Hamas has ruled the Gaza strip since 2006 and has been engaged in armed conflicts with Israel ever since. They voiced their opposition to "any economic, political or other step that could be a prelude to the 'Deal of the Century,'" according to a translation by Maariv reporter Yasser Okbi.
The "Deal of the Century" is what many are calling Trump's peace plan, which has yet to be unveiled. The Trump administration announced Sunday they will reveal the financial part of their plan at the Bahrain conference. So far, scant details have been revealed about the political part of proposal that could affect the future of the West Bank and Gaza.
Although Hamas is at odds with the leadership of the Palestinian Authority, which has jurisdiction over most of the West Bank's Palestinian population centers, they both called to boycott the workshop
. The rejection has frustrated US Special Envoy Jason Greenblatt
who has been a major player in the plan.
He told the Post
on Monday, "It’s difficult to understand why the Palestinian Authority would reject a workshop designed to discuss a vision with the potential to radically transform lives and put people on a path toward a brighter future."
While still just speculation at this point, the prospect of Israel applying sovereignty to part or all of the West Bank may be a turn-off for both the PA and Hamas. The land located on the western bank of the the Jordan river was part of the Kingdom of Jordan from 1948 to 1967 and free of Jews during that period. Today, almost half a million Israelis live in what are called Jewish settlements, which the PA says blocks their plans to create a state of their own.
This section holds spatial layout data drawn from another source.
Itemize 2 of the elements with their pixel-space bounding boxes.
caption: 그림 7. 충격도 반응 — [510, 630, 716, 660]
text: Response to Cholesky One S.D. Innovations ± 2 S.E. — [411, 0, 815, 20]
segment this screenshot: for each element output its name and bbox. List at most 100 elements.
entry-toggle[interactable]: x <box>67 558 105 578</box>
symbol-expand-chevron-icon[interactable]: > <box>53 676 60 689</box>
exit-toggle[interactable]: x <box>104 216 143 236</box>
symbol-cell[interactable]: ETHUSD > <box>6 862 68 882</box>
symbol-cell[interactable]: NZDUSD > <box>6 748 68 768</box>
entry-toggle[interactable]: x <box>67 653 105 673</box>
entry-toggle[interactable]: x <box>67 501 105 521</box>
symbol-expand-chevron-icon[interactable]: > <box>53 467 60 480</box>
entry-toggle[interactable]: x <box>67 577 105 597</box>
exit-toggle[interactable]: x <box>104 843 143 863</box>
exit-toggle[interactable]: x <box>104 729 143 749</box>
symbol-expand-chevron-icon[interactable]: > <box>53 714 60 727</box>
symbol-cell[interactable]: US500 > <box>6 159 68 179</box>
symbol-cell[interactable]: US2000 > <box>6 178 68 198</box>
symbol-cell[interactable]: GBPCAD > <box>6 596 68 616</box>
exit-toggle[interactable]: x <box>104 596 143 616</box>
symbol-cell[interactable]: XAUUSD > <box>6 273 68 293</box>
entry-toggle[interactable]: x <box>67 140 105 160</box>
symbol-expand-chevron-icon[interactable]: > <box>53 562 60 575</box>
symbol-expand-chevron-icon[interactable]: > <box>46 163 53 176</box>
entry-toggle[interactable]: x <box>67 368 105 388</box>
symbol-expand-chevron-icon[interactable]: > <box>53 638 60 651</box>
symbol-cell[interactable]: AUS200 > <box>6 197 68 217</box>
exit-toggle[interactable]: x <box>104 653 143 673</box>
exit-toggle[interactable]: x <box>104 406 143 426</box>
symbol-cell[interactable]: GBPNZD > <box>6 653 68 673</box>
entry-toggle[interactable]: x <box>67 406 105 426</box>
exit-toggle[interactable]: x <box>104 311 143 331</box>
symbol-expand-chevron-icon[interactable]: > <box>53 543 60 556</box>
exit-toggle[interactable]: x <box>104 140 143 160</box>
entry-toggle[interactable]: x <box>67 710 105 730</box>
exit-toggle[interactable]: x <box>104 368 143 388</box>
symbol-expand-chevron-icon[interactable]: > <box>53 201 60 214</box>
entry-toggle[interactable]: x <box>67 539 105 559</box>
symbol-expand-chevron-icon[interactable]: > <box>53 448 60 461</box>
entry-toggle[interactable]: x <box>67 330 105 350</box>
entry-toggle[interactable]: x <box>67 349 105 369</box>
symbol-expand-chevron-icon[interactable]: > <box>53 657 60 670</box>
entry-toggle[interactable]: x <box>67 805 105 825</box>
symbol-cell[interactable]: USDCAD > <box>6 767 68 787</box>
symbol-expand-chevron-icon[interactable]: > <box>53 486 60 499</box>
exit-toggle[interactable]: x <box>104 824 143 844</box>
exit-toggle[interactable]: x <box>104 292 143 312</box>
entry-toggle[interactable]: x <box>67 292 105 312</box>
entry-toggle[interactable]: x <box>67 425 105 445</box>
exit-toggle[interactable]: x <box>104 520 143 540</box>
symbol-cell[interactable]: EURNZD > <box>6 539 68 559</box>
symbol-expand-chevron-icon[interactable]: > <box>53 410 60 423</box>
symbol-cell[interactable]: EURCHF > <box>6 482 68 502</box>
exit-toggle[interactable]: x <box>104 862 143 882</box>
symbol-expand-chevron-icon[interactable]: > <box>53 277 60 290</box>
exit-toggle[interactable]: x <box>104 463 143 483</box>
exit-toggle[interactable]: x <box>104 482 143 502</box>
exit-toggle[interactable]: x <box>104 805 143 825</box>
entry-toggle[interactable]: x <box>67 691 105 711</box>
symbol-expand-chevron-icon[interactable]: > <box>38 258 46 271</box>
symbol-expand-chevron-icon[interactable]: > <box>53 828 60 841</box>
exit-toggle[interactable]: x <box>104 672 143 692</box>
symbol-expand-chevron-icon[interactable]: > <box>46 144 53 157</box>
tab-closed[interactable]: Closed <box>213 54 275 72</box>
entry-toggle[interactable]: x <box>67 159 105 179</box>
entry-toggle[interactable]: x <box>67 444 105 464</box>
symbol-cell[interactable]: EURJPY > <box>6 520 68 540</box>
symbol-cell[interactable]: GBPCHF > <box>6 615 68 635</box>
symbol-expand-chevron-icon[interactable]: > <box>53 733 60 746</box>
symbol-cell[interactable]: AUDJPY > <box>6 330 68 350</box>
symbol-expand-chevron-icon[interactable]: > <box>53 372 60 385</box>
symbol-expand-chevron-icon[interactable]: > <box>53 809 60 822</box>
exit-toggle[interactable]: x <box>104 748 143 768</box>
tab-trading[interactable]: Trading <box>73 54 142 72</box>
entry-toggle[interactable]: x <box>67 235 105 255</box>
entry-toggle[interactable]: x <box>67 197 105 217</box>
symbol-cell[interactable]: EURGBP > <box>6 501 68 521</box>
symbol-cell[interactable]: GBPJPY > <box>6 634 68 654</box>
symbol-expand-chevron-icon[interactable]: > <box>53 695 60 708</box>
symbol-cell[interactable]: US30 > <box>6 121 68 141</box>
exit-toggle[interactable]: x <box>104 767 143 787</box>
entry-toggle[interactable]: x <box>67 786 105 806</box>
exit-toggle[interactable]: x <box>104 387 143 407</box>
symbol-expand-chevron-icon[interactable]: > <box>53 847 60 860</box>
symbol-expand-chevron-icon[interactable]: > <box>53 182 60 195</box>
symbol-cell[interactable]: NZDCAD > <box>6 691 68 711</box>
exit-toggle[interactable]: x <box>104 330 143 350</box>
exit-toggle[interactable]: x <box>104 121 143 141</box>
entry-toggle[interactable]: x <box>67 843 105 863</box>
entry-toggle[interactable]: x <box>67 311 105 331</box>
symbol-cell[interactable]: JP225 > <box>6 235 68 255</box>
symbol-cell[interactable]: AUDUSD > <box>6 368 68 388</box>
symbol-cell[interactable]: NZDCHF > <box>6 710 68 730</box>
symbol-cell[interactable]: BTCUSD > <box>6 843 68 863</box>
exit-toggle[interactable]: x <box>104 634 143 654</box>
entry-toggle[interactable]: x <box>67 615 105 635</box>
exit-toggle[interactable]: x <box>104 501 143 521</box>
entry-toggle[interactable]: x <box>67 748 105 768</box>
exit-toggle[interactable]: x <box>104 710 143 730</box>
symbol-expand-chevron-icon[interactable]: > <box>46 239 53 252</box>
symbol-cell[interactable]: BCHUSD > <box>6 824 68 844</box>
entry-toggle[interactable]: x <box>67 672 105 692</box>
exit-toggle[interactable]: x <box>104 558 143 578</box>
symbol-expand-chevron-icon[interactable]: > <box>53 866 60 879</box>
Since the Oslo Accord of the mid 1990s, the Palestinian population has been ruled by the PA. The two-state solution, touted as the only path to peace by previous administrations would see a Palestinian state created in the region. But years of terrorism and the repeated election of the Likud party indicate the Israeli public is reluctant to engage in more territorial compromise.
The 2005 Disengagement from Gaza resulted in the removal of Israeli civilian communities and many right-wingers blame the move for the rise of Hamas and spate of rocket fire, the most recent round of which killed four people
But the Trump White House sees economic incentives as a way to smooth over decades of conflict.
One Palestinian who will show up in Bahrain despite the PA's boycott is Hebron businessman Ashraf Jabari, who says that although he prefers a Palestinian state, he doesn't see it as realistic. Jabari told the Post
he's hedging his bets with the Jewish settlers that so many of his fellow Palestinians would wish to see somehow disappear.
"This is a good step," Jabari said of the US sponsored workshop. "I will be going there as a representative of the Judea and Samaria Chamber of Commerce together with other representatives of the chamber."